Alimentation

Toujours jeûne !

Publié le : 25/12/2010 

Sorti en salle à la mi-décembre, le documentaire « Lumière » est consacré au « respirianisme », une doctrine de jeûne intégral aussi dangereuse que farfelue. Sa gourou, l’Australienne Ellen Greve, est largement discréditée dans son pays d’origine.

 

Sorti en France le 15 décembre, le documentaire « Lumière » du réalisateur autrichien Peter-Arthur Straubinger doit se contenter d’une distribution confidentielle (quatre salles) et c’est bien dommage, car l’éclairage vif qu’il jette sur les profondeurs insondables de la bêtise humaine méritait plus ample diffusion. « Lumière » explore le phénomène du « respirianisme », traduction de l’anglais « breatharianism ». Cette école de pensée repose sur un postulat détonant : on peut vivre sans rien manger du tout pendant des années, en parfaite santé. Vous, dont le foie vous reproche peut-être amèrement les excès de table de Noël, sachez-le : avec un peu de volonté, vous pouvez jeûner jusqu’au réveillon 2011. La prêtresse du mouvement est une Australienne née sous le nom d’Ellen Greve, mais qui se fait appeler « Jasmuheen ». Elle parcourt la planète à longueur d’année pour expliquer de quelle manière le « Prana », énergie présente dans l’air et la lumière, suffit à assurer nos besoins vitaux. À l’appui de ses dires, des exemples d’hommes et de femmes, majoritairement indiens, ayant vécu 15, 20 ou 30 ans sans s’alimenter.

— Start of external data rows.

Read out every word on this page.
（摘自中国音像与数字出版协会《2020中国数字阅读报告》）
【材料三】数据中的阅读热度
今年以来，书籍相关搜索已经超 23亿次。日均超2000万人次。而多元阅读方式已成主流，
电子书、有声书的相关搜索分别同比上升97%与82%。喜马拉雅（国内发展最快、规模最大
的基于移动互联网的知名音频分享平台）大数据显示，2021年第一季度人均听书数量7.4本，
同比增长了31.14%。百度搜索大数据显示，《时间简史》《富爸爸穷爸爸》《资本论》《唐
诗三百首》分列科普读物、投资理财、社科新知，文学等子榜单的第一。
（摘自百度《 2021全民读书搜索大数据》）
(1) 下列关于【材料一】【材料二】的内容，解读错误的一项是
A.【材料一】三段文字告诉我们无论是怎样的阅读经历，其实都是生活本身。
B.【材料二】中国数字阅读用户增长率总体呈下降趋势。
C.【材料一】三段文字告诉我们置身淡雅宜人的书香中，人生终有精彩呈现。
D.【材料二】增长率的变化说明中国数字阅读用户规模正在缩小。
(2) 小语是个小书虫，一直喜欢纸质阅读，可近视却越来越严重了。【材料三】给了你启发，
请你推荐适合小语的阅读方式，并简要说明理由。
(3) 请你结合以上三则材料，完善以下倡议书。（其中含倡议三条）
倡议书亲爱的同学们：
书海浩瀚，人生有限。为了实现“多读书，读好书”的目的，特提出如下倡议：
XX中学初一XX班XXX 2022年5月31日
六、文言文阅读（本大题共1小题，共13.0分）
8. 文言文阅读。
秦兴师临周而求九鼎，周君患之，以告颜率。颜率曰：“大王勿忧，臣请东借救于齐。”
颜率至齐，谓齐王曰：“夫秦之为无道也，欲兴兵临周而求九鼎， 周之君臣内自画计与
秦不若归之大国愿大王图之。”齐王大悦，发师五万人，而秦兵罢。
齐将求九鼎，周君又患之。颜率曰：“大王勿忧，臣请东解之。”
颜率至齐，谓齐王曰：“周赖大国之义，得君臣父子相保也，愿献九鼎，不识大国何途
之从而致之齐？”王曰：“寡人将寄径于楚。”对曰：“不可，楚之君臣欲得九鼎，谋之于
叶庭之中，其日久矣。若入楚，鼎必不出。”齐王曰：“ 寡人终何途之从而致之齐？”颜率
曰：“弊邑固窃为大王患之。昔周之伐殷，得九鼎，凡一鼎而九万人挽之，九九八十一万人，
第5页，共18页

Exposé et critiqué dans le film au même titre que n’importe quelle théorie médicale, le respirianisme est bien entendu une charlatanerie intégrale. Le président de la Mission interministérielle de vigilance et de lutte contre les dérives sectaires (Miviludes), Georges Fenech, a d’ailleurs dénoncé « toute tentative de promotion ou de banalisation du mouvement respirianiste » dans un communiqué publié au lendemain de la sortie de « Lumière ».

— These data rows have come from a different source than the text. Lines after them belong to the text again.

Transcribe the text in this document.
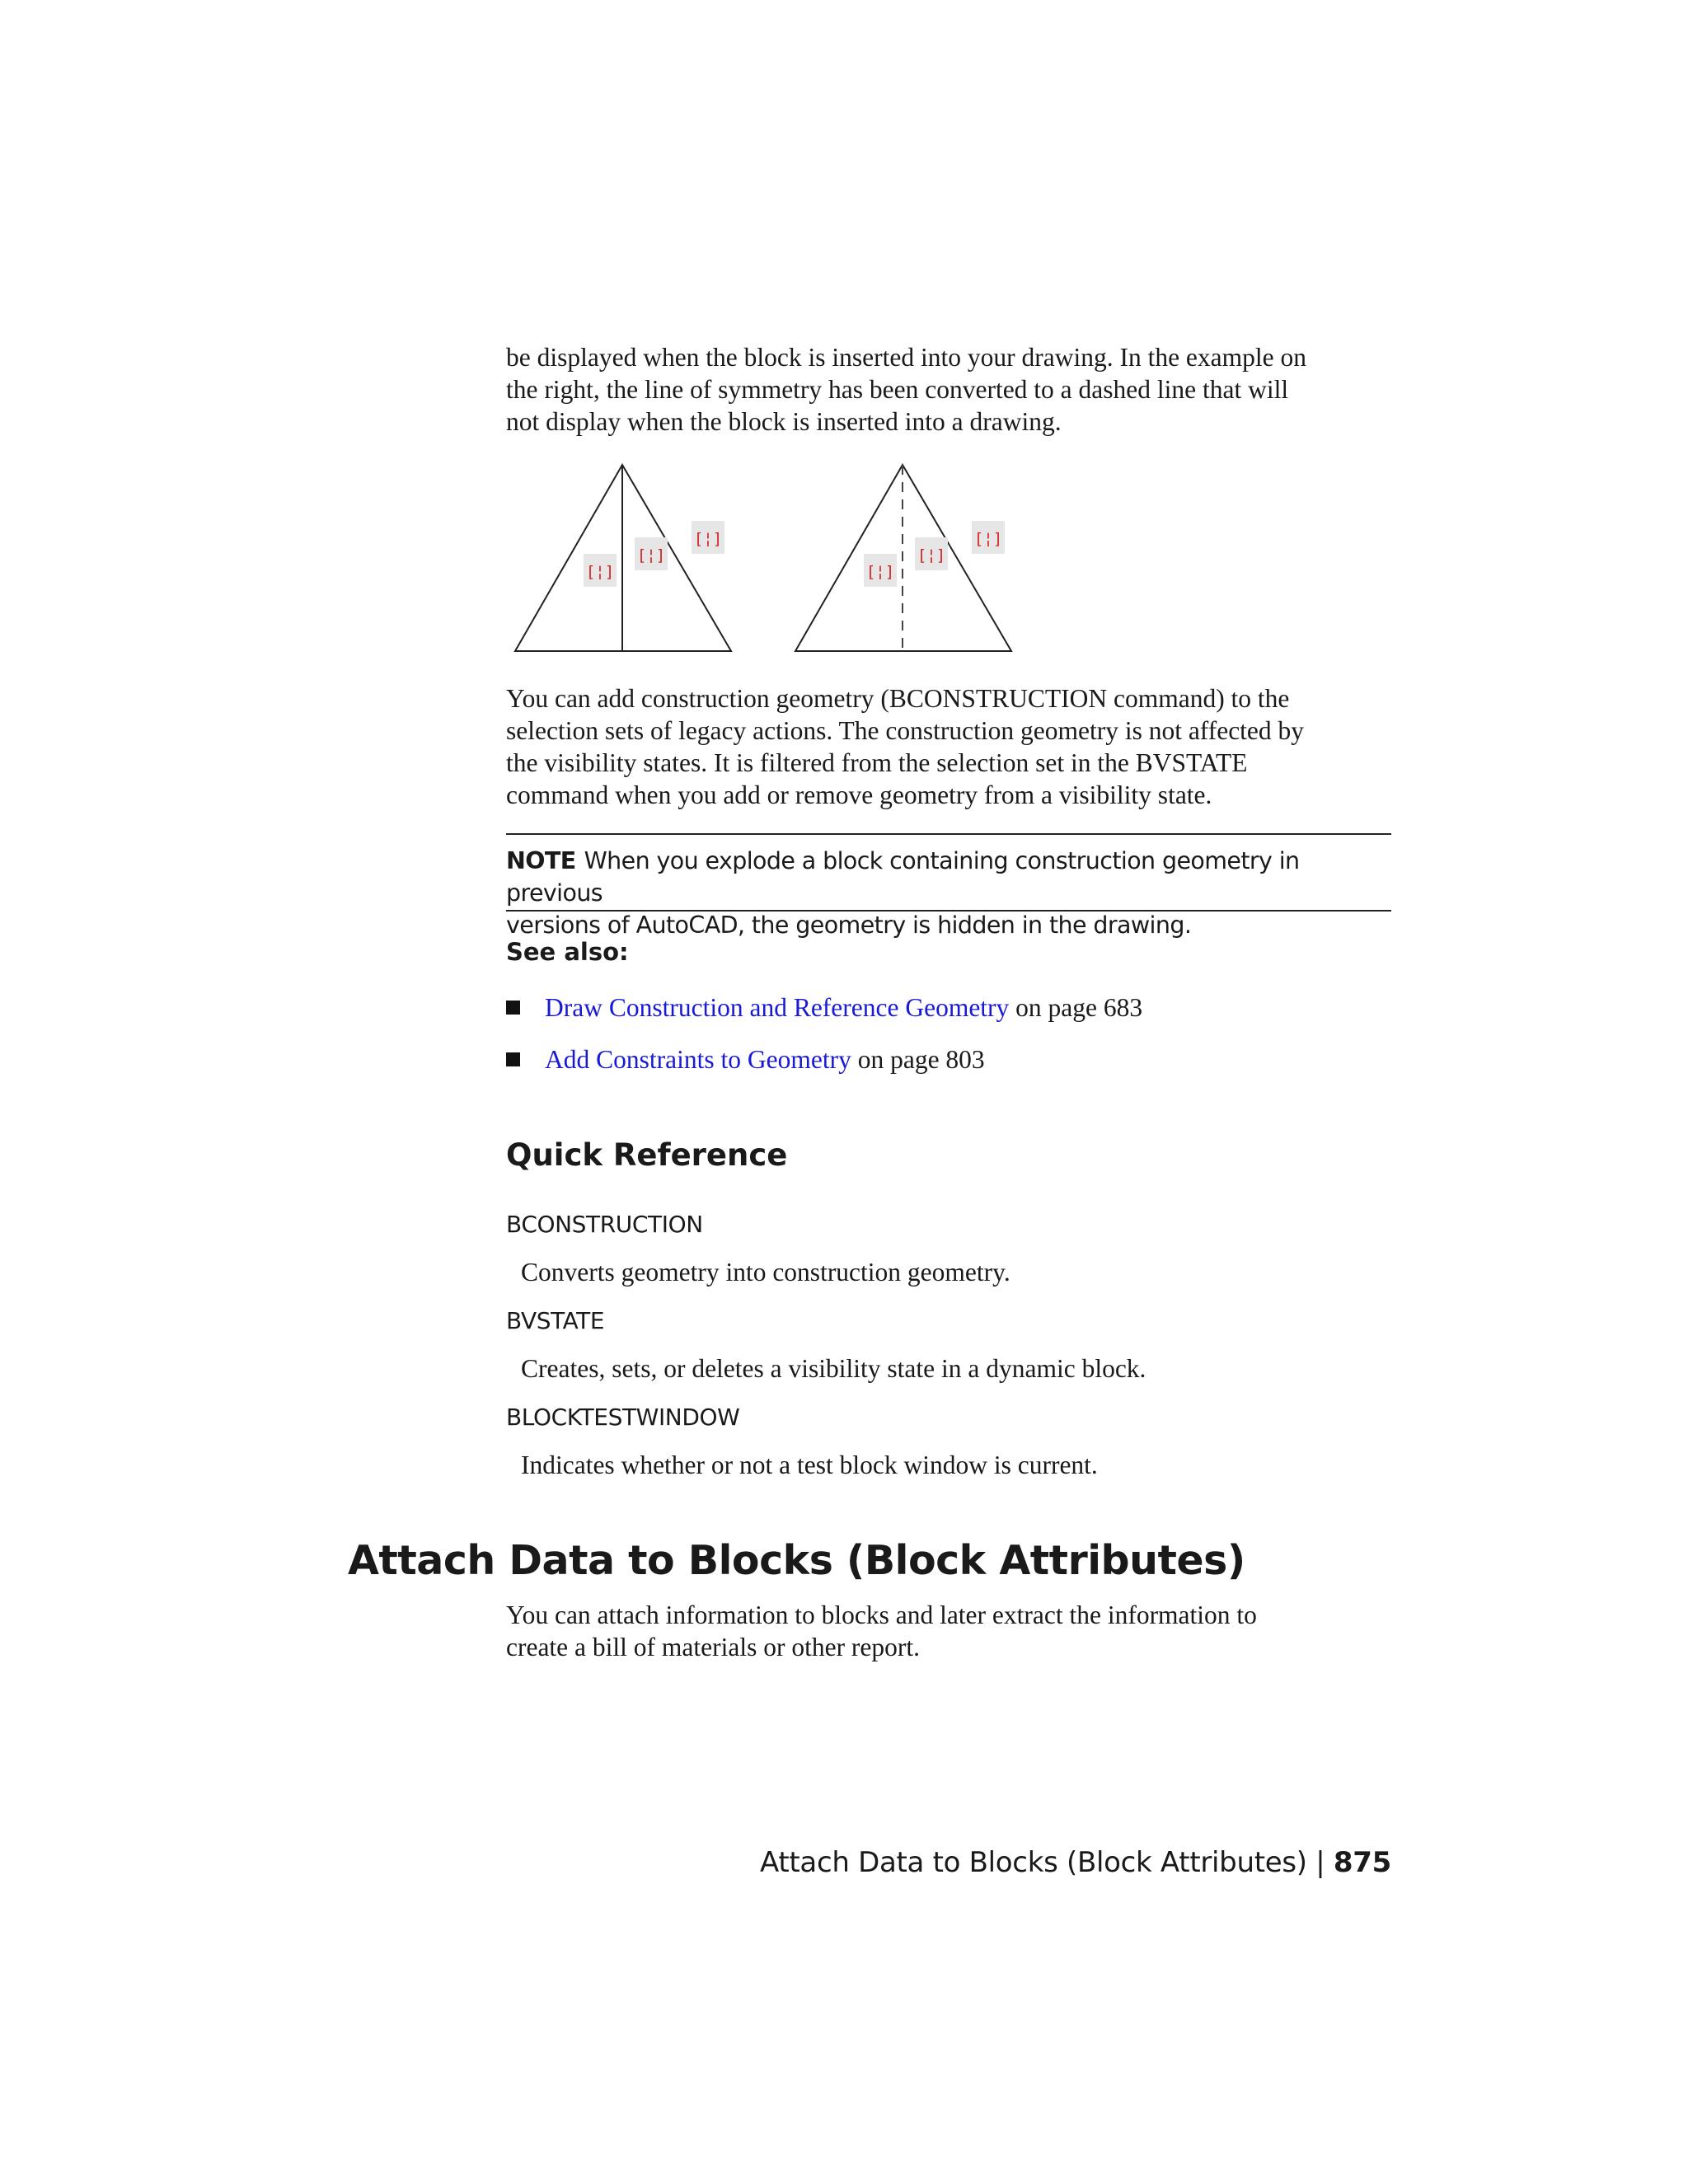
be displayed when the block is inserted into your drawing. In the example on
the right, the line of symmetry has been converted to a dashed line that will
not display when the block is inserted into a drawing.
[¦]
[¦]
[¦]
[¦]
[¦]
[¦]
You can add construction geometry (BCONSTRUCTION command) to the
selection sets of legacy actions. The construction geometry is not affected by
the visibility states. It is filtered from the selection set in the BVSTATE
command when you add or remove geometry from a visibility state.
NOTE When you explode a block containing construction geometry in previous
versions of AutoCAD, the geometry is hidden in the drawing.
See also:
Draw Construction and Reference Geometry on page 683
Add Constraints to Geometry on page 803
Quick Reference

BCONSTRUCTION

Converts geometry into construction geometry.

BVSTATE

Creates, sets, or deletes a visibility state in a dynamic block.

BLOCKTESTWINDOW

Indicates whether or not a test block window is current.

Attach Data to Blocks (Block Attributes)
You can attach information to blocks and later extract the information to
create a bill of materials or other report.

Attach Data to Blocks (Block Attributes) | 875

« Croisade pour la santé »

Ce communiqué, dans le fond, fait peut-être trop grand cas d’Ellen Greve. Voilà 10 ans déjà que la gourou « Jasmuheen » s’est vu décerner un des « IGNobel prize », des Nobel parodiques attribués par un jury d’authentiques chercheurs américains. Lors de l’attribution de ce prix, en 2000, un certain nombre d’anecdotes sont remontées à la surface, qui l’ont ridiculisée dans son pays d’origine. Ainsi, un journaliste australien voyageant à côté d’Ellen Greve l’a surprise acceptant de bon cœur un plateau repas. Un autre journaliste a pu vérifier auprès de la compagnie australienne Quantas qu’elle choisissait en général les menus végétariens. À la fin des années 1990, un test de jeûne auquel elle s’est prêtée sous surveillance médicale pour une télé australienne a dû être interrompu au bout de deux ou trois jours afin de ménager sa santé. Une quatrième équipe de télévision a trouvé les placards de sa maison tout à fait normalement remplis de réserves de nourriture.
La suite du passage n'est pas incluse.